Sir Ashton leva le bras, Boston l'imita, Berlin hésita et finit par lever la main, Paris se joignit au vote ainsi que Lorenzo. Vackeers soupira et ne bougea pas.

Cinq voix contre huit, la motion était rejetée. Furieux, Sir Ashton quitta la table.

– Vous ne mesurez pas les risques que vous nous faites encourir en jouant ainsi aux apprentis sorciers. J'espère que vous savez ce que vous faites.

– Sir Ashton, devons-nous entendre que vous comptez faire cavalier seul ? demanda Isabel.

– Je respecterai la décision de ce conseil, mes services seront à la disposition de la communauté pour surveiller vos deux électrons libres et, croyez-moi, ils ne seront pas de trop.

Sir Ashton quitta la salle. Peu après son départ, Isabel Marquez leva la séance.

*

*     *


Londres

Keira avait renoncé à St. Mawes. Une autre fois, avait-elle dit. Nous avions regagné Londres au milieu de la nuit, en piteux état. L'orage ne nous avait pas épargnés, nous étions trempés, mais Keira avait eu raison sur un point, nous avions passé un moment inoubliable à Stonehenge.

Je crois qu'une histoire se tisse ainsi, d'une succession de petits instants, jusqu'à vous donner un jour le goût d'un futur à deux.

La maison était déserte, cette fois c'était Walter qui nous avait laissé un petit mot. Il nous demandait de le contacter dès notre retour.

Nous le rejoignîmes le lendemain à l'Académie, je fis visiter les lieux à Keira qui s'émerveilla en pénétrant dans la bibliothèque. Walter nous y retrouva pour nous révéler un fait troublant. Aucun journal ne s'était fait l'écho de l'assassinat du prêtre, la presse semblait avoir totalement occulté l'incident.

– Je ne sais pas quelles conclusions en tirer, annonça Walter, l'air grave.

– Peut-être est-ce une volonté de leur part de ne pas enflammer les esprits ?

– Vous avez déjà vu nos tabloïds renoncer à divulguer quoi que ce soit qui leur fasse vendre du papier ? s'étonna Walter.

– Ou bien la police a tout simplement étouffé l'affaire en attendant d'avancer dans son enquête.

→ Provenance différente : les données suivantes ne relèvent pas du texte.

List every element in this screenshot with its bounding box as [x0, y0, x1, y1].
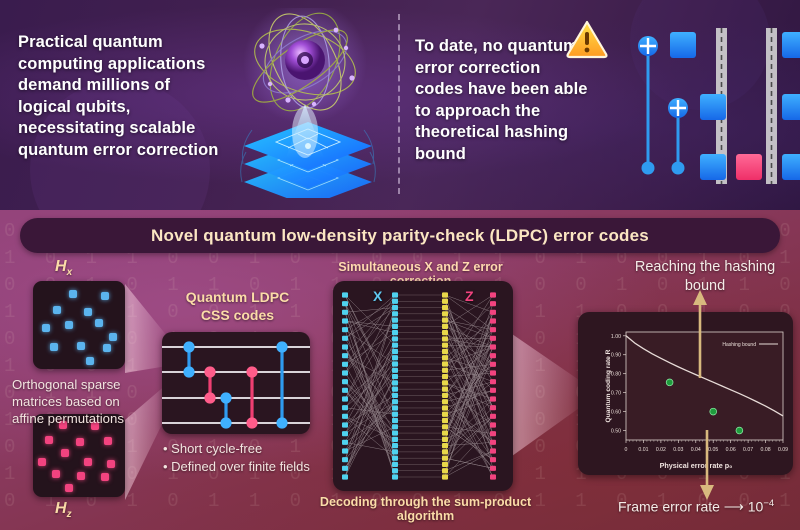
- svg-text:0.06: 0.06: [726, 447, 736, 453]
- hz-matrix-label: Hz: [55, 500, 72, 520]
- qldpc-css-title: Quantum LDPC CSS codes: [160, 288, 315, 324]
- code-properties-list: Short cycle-free Defined over finite fie…: [163, 440, 338, 476]
- chart-xlabel: Physical error rate p₀: [660, 461, 733, 470]
- svg-text:Hashing bound: Hashing bound: [722, 342, 756, 348]
- panel-divider: [398, 14, 400, 194]
- svg-text:0.03: 0.03: [673, 447, 683, 453]
- svg-text:0.01: 0.01: [638, 447, 648, 453]
- css-code-circuit: [162, 332, 310, 434]
- hashing-bound-chart-card: 00.010.020.030.040.050.060.070.080.091.0…: [578, 312, 793, 475]
- tanner-z-label: Z: [465, 288, 474, 304]
- banner-title: Novel quantum low-density parity-check (…: [151, 226, 649, 246]
- svg-text:0.09: 0.09: [778, 447, 788, 453]
- lead-statement-left: Practical quantum computing applications…: [18, 32, 223, 161]
- svg-text:0.60: 0.60: [611, 410, 621, 416]
- svg-text:0.50: 0.50: [611, 429, 621, 435]
- svg-text:1.00: 1.00: [611, 334, 621, 340]
- section-banner: Novel quantum low-density parity-check (…: [20, 218, 780, 253]
- svg-text:0.70: 0.70: [611, 391, 621, 397]
- orthogonal-matrices-caption: Orthogonal sparse matrices based on affi…: [12, 376, 147, 427]
- svg-text:0.07: 0.07: [743, 447, 753, 453]
- svg-text:0.08: 0.08: [761, 447, 771, 453]
- quantum-circuit-icon: [600, 20, 800, 195]
- hashing-bound-chart: 00.010.020.030.040.050.060.070.080.091.0…: [578, 312, 793, 475]
- hx-matrix-label: Hx: [55, 258, 72, 278]
- hx-sparse-matrix: [33, 281, 125, 369]
- svg-text:0: 0: [625, 447, 628, 453]
- svg-text:0.80: 0.80: [611, 372, 621, 378]
- warning-triangle-icon: [565, 18, 609, 60]
- tanner-graph: [333, 281, 513, 491]
- quantum-atom-icon: [228, 8, 388, 204]
- up-arrow-icon: [690, 288, 710, 378]
- tanner-x-label: X: [373, 288, 382, 304]
- list-item: Short cycle-free: [163, 440, 338, 458]
- qldpc-title-line2: CSS codes: [160, 306, 315, 324]
- list-item: Defined over finite fields: [163, 458, 338, 476]
- decoding-caption: Decoding through the sum-product algorit…: [318, 495, 533, 523]
- svg-text:0.90: 0.90: [611, 353, 621, 359]
- down-arrow-icon: [697, 430, 717, 502]
- qldpc-title-line1: Quantum LDPC: [160, 288, 315, 306]
- svg-text:0.02: 0.02: [656, 447, 666, 453]
- tanner-to-chart-connector: [508, 330, 586, 460]
- chart-ylabel: Quantum coding rate R: [605, 349, 612, 422]
- infographic-root: Practical quantum computing applications…: [0, 0, 800, 530]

– Dans tous les cas, j'ai meilleur espoir de nous en tirer si les choses restent confidentielles.

Keira nous regarda à tour de rôle, elle leva la main, comme pour nous demander l'autorisation de parler.

– Il ne vous est pas venu à l'esprit que ce ne soit pas le prêtre qu'on ait visé dans cette église ?

– Bien sûr que si, confia Walter, je ne cesse de me poser la question, mais pourquoi vous en voudrait-on à ce point ?

– À cause de mon pendentif !

– Cela pourrait répondre éventuellement à la question du pourquoi, reste à essayer de comprendre à qui profiterait le crime ?

– À celui qui voudrait s'en emparer, reprit Keira. Je n'ai jamais eu l'occasion de vous le dire, mais l'appartement de ma sœur a été cambriolé. Je n'avais pas fait de lien avec moi, mais maintenant...

– Maintenant tu te demandes aussi si ce chauffard à Nebra n'a pas essayé volontairement de nous écraser ?

– Souviens-toi, Adrian, c'est l'impression que j'avais eue sur le moment.

– Calmons-nous, intervint Walter. Je reconnais que tout ça est assez troublant, de là à vous croire la cible d'un cambriolage, dit-il à Keira, ou conclure qu'on ait voulu attenter à vos vies... restons raisonnables.

Walter disait cela pour nous rassurer. La preuve m'en fut donnée quand, peu après, il insista pour que nous quittions Londres, le temps que les choses s'apaisent.